「H26」のガチ過ぎる2026年F1参戦計画、巨額を得て既に車体開発に着手か
2026年の新規参戦に向けてコードネーム「H26」の名で極秘に進められているF1プロジェクトのガチ過ぎる実態が明らかになってきた。既に60名もの人材を抱え、英国シルバーストンの旧メルセデス風洞(50%)を使っての車体開発が「順調」に推移しているという。
最も信頼に足るF1ジャーナリストの一人、ディーター・レンケンによると「H26」は、イギリスを本拠としてFIA-F2選手権やF3、GB3選手権などに参戦するハイテックGPの新プロジェクトだ。チーム代表のオリバー・オークスは長年に渡って最高峰クラスへの進出を目指してきたとされる。
プロジェクトを率いるのは、BARホンダでキャリアをスタートさせ、ルノー、マルシャ、フェラーリ、マノー等、多くのチームで技術職を務めてきたデイブ・グリーンウッドだ。調査の結果、2022年2月から責任者を務めている事が確認できた。
またレンケンによるとジョーダン、ルノー、レッドブル、ケータハム、ザウバーで活躍したマーク・スミスがテクニカルディレクターに、昨年5月までレッドブル・アドバンスト・テクノロジー(RAT)に在籍していたキース・バークレイがチーフデザイナーに、そして同じく昨年8月までRATでヴァルキリーの開発に関わっていたジェームス・ナプトンが車両科学部門のトップに就任したという。

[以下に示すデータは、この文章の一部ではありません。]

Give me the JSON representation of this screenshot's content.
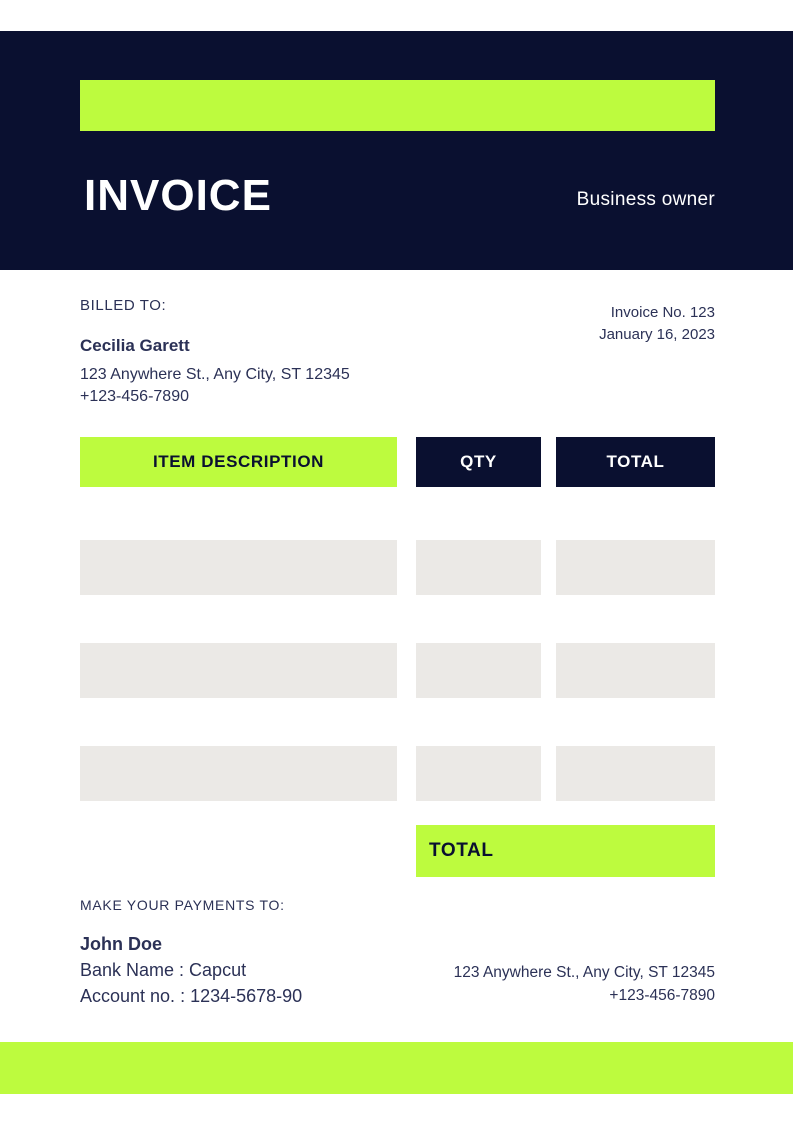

これらはサウジアラビアGP後にF1ジャーナリストのジョー・サワードが報告していた情報とも一部、一致する。
最終的にはオックスフォードシャー北東部のビスターに新たな拠点を設ける計画で、現在はシルバーストンにあるハイテックの旧F2/3拠点において、現時点でのFIAクラッシュテストと荷重係数に基づきシャシーやロールフープ等の設計が進められているという。その進捗についてレンケンは「驚くべきものにほかならない」と指摘した。
ハイテックはパワーユニットサプライヤーとしてメルセデスとの提携を望んでいるとの事で、メルセデスのトト・ウォルフCEOとアストンマーチンのローレンス・ストロール会長の「関係悪化」を背景に、ハイテックが事実上のメルセデスBチームとなる可能性を指摘する声があるとレンケンは伝えている。
アストンがメルセデスとの関係を断つとすれば、新たなPUサプライヤーの候補として取り沙汰されるのはレッドブル・フォードかルノーか、それともホンダか。
ハイテックは一時、元ハースF1ドライバーのニキータ・マゼピンの父ドミトリーが筆頭株主(75%)として支配するチームであったが、ロシア軍によるウクライナ侵攻を経てオークスが再び経営権を完全に取り戻した。つまり、現在はかつてあった莫大なロシアンマネーがないという事だ。
レンケンはウォルフが最近、チームの立ち上げからF1参戦資格を得るためまでに約10億ドル(約1320億円)の費用がかかると指摘した事に触れ、60名もの優秀かつ高額なエンジニアを少なくとも向こう3年間に渡って維持するための資金は何処から来ているのかと疑問を呈した。
そして、ハイテックのWEBサイトに掲げられているアラブ首長国連邦のエミレーツ国営石油会社(ENPC)や、ウィリアムズF1チームのオーナー、ドリルトン・キャピタルの所有者に触れた。
今年2月に募集が開始された国際自動車連盟(FIA)による審査プロセスは6月30日までに最終決定が下される予定で、早ければ2025年に2つのF1チームが誕生する可能性がある。
エントリーしたのはH26と同じく中東との関係が指摘される男女均等の「フォーミュラ・イコール」、最有力候補のアンドレッティ・キャデラック、そしてパンテーラ・チームアジアの4チームと見られている。いずれも独自の魅力と訴求力を備えている。